For more than 250 years this church has struggled to hear, and then do, the will of God in this place. Scotch-Irish Presbyterians first gathered for prayer here in the valley west of Pine Street around 1725. A tent, their first church in the town then called Hood’s Tavern, was placed on this site around 1730. Presbyterians worshiped there for more than 20 years before formally organizing in 1754 and constructing a log church on the green in the center of town. In 1775, on the eve of the American Revolution, they replaced this log building with a church of brick.
Both the church and the town grew in the nineteenth century. While the municipal fathers changed the town’s name shortly after 1800, the church fathers enlarged their brick building and moved it across the street to its present location in 1833. Expanded again in 1852, the old brick building was replaced by a new one in 1865 – 1866, at the end of the Civil War. This church, increased in size around 1900 to accommodate the choir and organ, with Christian education annex added in 1957, was the one that burned to the ground on Memorial Day, 1989.
Discounting improvements and additions, the building we dedicated in 1996 is the third one constructed on this site and, counting the tent in the Pine Street valley, the sixth one used by this family of faith in the period since 1725.

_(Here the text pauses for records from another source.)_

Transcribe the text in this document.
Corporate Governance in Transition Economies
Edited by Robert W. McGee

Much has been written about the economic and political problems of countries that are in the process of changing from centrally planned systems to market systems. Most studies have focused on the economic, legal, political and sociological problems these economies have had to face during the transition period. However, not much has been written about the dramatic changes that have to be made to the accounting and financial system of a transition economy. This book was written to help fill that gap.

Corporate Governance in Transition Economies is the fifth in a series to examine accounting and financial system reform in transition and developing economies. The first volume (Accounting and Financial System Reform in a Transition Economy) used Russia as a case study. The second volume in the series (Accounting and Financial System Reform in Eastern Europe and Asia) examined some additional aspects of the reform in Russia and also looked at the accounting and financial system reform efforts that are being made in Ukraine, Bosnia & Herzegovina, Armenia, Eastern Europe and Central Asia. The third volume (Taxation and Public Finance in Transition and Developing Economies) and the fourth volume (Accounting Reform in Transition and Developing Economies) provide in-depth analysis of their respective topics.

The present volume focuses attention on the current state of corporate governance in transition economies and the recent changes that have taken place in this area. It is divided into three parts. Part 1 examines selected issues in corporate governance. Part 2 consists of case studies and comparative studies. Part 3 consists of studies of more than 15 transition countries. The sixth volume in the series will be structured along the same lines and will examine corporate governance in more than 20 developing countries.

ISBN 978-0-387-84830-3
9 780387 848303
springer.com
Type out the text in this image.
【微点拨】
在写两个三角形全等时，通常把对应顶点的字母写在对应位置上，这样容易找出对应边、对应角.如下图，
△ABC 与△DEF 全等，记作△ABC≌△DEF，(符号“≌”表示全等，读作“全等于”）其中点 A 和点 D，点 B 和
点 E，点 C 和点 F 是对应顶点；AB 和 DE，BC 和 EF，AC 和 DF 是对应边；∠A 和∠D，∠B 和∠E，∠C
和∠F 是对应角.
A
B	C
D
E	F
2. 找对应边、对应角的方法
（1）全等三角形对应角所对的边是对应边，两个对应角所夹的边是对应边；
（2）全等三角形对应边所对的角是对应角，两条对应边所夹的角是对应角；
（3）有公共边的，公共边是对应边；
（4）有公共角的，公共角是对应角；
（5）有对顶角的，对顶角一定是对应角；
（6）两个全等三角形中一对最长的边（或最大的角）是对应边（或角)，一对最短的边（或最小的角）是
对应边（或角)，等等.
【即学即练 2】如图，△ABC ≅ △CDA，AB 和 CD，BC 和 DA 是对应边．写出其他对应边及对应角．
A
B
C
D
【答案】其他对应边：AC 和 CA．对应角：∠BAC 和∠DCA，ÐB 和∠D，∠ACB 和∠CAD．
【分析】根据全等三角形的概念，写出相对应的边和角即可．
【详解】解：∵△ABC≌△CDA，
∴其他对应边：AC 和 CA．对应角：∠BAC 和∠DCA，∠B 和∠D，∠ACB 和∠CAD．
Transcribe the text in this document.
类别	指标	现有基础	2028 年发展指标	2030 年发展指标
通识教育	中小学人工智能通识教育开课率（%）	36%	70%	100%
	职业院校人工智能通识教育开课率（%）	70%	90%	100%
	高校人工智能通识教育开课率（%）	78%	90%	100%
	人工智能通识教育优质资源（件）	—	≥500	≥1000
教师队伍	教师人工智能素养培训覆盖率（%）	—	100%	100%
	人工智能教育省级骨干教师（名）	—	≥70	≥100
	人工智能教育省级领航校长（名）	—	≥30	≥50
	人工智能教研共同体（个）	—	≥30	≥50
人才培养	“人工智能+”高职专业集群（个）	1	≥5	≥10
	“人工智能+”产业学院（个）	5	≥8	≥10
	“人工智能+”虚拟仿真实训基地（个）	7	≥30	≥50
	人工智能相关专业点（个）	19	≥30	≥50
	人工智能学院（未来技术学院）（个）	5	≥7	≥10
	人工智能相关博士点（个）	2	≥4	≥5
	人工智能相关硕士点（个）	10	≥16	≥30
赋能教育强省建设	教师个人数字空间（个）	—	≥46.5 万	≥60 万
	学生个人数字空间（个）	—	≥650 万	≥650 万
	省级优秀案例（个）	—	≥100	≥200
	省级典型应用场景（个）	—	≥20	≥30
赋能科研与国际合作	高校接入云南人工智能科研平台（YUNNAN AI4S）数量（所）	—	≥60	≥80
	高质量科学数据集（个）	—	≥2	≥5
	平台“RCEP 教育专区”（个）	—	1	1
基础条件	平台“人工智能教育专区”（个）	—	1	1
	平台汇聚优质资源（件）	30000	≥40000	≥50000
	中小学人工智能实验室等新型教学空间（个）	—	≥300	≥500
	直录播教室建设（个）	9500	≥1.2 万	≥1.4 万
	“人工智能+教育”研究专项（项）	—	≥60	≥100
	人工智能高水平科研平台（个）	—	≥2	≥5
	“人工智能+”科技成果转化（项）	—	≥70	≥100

What God has done with bricks and boards is surpassed, however, by what God has accomplished with people and programs. When the church building burned in 1989, more than 20 community groups had to find a new home, and almost as many groups affiliated with the church also became homeless. The new building, in size and orientation, is designed to allow for the continuation of all of these ministries, and most of them have returned, and many others have been added. The basic decision to rebuild the church on this site represents a commitment of the church to continue its historic local mission.

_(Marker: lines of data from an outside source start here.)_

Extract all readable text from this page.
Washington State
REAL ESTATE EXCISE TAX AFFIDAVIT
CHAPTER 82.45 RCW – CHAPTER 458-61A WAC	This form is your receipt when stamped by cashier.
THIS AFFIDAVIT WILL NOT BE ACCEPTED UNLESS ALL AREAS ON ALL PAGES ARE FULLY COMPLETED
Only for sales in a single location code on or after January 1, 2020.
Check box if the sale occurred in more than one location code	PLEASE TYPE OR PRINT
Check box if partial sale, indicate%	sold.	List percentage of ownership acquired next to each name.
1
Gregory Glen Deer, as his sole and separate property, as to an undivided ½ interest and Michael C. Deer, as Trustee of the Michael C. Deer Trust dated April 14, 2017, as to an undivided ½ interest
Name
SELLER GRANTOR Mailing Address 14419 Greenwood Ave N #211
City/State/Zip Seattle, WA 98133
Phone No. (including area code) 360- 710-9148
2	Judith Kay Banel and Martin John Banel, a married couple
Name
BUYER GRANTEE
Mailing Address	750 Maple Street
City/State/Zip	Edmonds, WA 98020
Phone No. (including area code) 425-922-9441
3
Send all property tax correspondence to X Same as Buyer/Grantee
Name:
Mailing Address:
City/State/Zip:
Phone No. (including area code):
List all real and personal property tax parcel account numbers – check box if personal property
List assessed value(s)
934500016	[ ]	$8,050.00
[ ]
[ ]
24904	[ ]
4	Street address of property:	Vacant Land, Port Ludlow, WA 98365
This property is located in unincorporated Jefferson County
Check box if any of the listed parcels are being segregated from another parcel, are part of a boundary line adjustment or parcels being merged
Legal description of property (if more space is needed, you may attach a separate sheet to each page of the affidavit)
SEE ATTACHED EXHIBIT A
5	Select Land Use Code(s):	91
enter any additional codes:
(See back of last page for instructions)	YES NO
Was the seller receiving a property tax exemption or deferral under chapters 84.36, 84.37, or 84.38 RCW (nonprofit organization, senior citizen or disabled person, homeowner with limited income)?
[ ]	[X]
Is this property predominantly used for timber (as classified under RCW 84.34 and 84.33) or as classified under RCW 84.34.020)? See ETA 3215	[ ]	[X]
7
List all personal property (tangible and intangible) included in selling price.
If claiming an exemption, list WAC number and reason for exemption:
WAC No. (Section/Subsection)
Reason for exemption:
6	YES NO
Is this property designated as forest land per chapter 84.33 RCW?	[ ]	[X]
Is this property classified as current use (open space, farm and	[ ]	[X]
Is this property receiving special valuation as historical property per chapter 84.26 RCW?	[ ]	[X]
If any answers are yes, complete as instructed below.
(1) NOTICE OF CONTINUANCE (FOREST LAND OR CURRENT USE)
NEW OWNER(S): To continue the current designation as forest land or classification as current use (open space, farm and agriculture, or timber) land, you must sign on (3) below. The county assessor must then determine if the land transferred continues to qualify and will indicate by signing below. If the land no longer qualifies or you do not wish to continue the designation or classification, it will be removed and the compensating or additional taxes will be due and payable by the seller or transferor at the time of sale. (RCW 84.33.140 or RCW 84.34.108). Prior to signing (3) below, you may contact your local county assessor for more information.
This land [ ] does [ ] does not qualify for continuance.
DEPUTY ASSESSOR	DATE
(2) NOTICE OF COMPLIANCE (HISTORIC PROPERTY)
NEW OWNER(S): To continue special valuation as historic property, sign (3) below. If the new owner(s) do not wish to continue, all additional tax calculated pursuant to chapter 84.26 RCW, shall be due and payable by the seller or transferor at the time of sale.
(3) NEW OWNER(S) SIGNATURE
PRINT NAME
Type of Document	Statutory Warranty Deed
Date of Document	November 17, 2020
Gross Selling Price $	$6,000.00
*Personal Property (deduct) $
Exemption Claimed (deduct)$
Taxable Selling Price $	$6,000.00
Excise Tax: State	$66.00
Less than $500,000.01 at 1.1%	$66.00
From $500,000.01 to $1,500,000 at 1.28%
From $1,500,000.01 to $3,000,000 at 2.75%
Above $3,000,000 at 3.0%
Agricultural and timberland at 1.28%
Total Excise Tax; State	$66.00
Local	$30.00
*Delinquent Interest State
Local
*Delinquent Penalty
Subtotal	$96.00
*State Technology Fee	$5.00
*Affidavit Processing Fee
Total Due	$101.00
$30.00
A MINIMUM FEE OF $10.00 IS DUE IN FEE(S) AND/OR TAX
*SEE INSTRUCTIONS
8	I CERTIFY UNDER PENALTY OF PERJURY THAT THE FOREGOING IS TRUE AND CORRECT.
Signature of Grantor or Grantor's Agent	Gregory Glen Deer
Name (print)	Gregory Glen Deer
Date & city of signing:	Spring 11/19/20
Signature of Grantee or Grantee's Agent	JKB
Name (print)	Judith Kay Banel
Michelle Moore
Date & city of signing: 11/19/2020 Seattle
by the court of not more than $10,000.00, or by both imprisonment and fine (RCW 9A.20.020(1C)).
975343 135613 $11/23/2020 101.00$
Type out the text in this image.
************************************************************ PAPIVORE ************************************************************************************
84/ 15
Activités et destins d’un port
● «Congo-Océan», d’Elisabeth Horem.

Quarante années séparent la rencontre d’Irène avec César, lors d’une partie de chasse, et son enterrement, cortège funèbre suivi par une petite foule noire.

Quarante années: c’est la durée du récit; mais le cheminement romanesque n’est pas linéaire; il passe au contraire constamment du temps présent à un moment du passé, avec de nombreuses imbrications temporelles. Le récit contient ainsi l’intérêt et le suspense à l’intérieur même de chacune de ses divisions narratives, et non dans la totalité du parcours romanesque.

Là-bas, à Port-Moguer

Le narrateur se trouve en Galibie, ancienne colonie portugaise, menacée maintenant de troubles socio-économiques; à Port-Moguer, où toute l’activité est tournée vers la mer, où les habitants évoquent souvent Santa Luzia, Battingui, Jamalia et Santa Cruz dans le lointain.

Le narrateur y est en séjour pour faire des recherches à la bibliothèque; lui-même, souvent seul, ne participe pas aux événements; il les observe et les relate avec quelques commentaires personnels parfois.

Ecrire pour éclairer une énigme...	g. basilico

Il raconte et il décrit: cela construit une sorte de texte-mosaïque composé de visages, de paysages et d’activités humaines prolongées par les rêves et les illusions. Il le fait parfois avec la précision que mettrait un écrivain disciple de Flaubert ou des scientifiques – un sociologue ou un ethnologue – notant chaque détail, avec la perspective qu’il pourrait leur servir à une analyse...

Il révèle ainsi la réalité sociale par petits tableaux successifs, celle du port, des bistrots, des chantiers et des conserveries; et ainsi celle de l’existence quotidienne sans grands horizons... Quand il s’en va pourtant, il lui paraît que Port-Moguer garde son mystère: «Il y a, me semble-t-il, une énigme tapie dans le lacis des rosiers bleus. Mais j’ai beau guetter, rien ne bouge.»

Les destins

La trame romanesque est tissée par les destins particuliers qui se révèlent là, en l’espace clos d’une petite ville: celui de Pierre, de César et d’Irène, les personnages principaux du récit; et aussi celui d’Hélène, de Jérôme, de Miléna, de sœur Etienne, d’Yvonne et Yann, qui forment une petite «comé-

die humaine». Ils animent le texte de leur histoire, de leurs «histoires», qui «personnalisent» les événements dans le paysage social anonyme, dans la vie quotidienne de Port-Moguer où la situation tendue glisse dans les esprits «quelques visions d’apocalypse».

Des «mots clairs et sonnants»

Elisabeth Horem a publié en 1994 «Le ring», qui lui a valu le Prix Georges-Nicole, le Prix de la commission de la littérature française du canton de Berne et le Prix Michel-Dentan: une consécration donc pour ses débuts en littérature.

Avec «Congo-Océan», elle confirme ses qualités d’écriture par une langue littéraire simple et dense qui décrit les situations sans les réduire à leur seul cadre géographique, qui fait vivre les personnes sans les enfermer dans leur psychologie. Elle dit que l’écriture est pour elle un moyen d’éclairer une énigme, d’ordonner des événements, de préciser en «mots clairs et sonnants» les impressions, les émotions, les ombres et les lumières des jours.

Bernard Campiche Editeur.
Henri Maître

Oxford Presbyterians have also made their mark in the nation and around the world. Traditionally the church has called ministers of extraordinary gifts. One of them, Dr. Ebenezer Dickey, twice served as Moderator of the General Assembly. His son, John Miller Dickey, Pastor from 1832 – 1856, celebrated the Centennial of the church in 1854 by establishing Lincoln University, the first university in America to choose as its mission the higher education of African Americans. Demonstrating that history sometimes comes full circle, Ashmun, the Presbyterian congregation associated with Lincoln University merged with Oxford church in 1968.
Many other men and women of the church have distinguished themselves in both clerical and secular services. Their ranks include farmers, laborers, teachers, politicians, lawyers, doctors, social workers, and a variety of businesspersons. Their work is a testimony to some of what God has done.
We trust the God we know through Jesus Christ to lead us into the future. Our far reaching plans are limited only by imagination and congregational involvement. We hope that you will join us to be a part of what God has in store for us!